Scotland's highest civil court said prorogation was "motivated by the improper purpose of stymying Parliament" and therefore advice to the Queen to suspend it was "unlawful".
But the prime minister disagreed, saying suspension was called because "we need a Queen's Speech, we need to get on and do all sorts of things at a national level."
His comments come after The Court of Session in Edinburgh effectively ruled he advised Queen to act unlawfully when he asked for Parliament to be suspended.
- Video report by ITV News Europe Editor James Mates
The court ruled therefore that prorogation is itself is "unlawful", "improper" and as a result, "null and of no effect."
Mr Johnson said in response to the ruling: "The High Court in England plainly agrees with us but the Supreme Court will have to decide."
Asked whether he lied to the Queen, he said: "Absolutely not".
The government will now appeal and a formal order will not come before Tuesday, when the Supreme Court hears the case.

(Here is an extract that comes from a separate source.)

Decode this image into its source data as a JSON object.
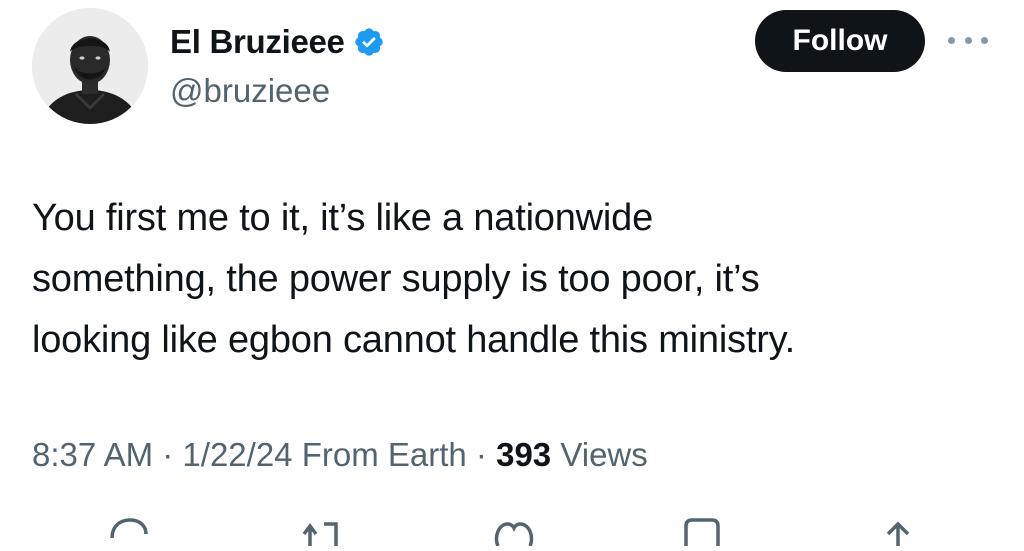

A similar case heard in London's High court was dismissed.
Mr Johnson said he would not "quarrel or criticise" the judges in the case as he insisted they are independent, after media reports quoted a Downing Street source suggesting judges were not impartial.
He said: "The British judiciary, the United Kingdom judiciary, is one of the great glories of our constitution - they are independent."
He added: "Clearly there are two different legal views - the High Court in England had a very different opinion and the Supreme Court will have to adjudicate in the course of the next few days, and I think it's proper for politicians to let them get on and do that."
A summary of the court opinion, published by the Scottish Courts and Tribunals Service, said Mr Johnson's decision to prorogue Parliament was "motivated by the improper purpose of stymying Parliament".
It went on: "The Court will accordingly make an Order declaring that the Prime Minister's advice to HM the Queen and the prorogation which followed thereon was unlawful and is thus null and of no effect."
Mr Johnson also sought to downplay the impact of a no-deal Brexit following the release of Operation Yellowhammer assessments.
He insisted the document - the government's Brexit contingency plan - is a "worst-case scenario which civil servants obviously have to prepare for".
He says government work to mitigate the impacts have been accelerated "massively" since he moved into Number 10.
He went on: "We're trying to get a deal and I'm very hopeful that we will get a deal with our European friends on October 17th or 18th or thereabouts.
"But if we have to come out on October 31st with no-deal we will be ready and the ports will be ready and the farming communities will be ready, and all the industries that matter will be ready for a no-deal Brexit.
"What you're looking at here is just the sensible preparations - the worst-case scenario - that you'd expect any government to do.
"In reality we will certainly be ready for a no-deal Brexit if we have to do it and I stress again that's not where we intend to end up."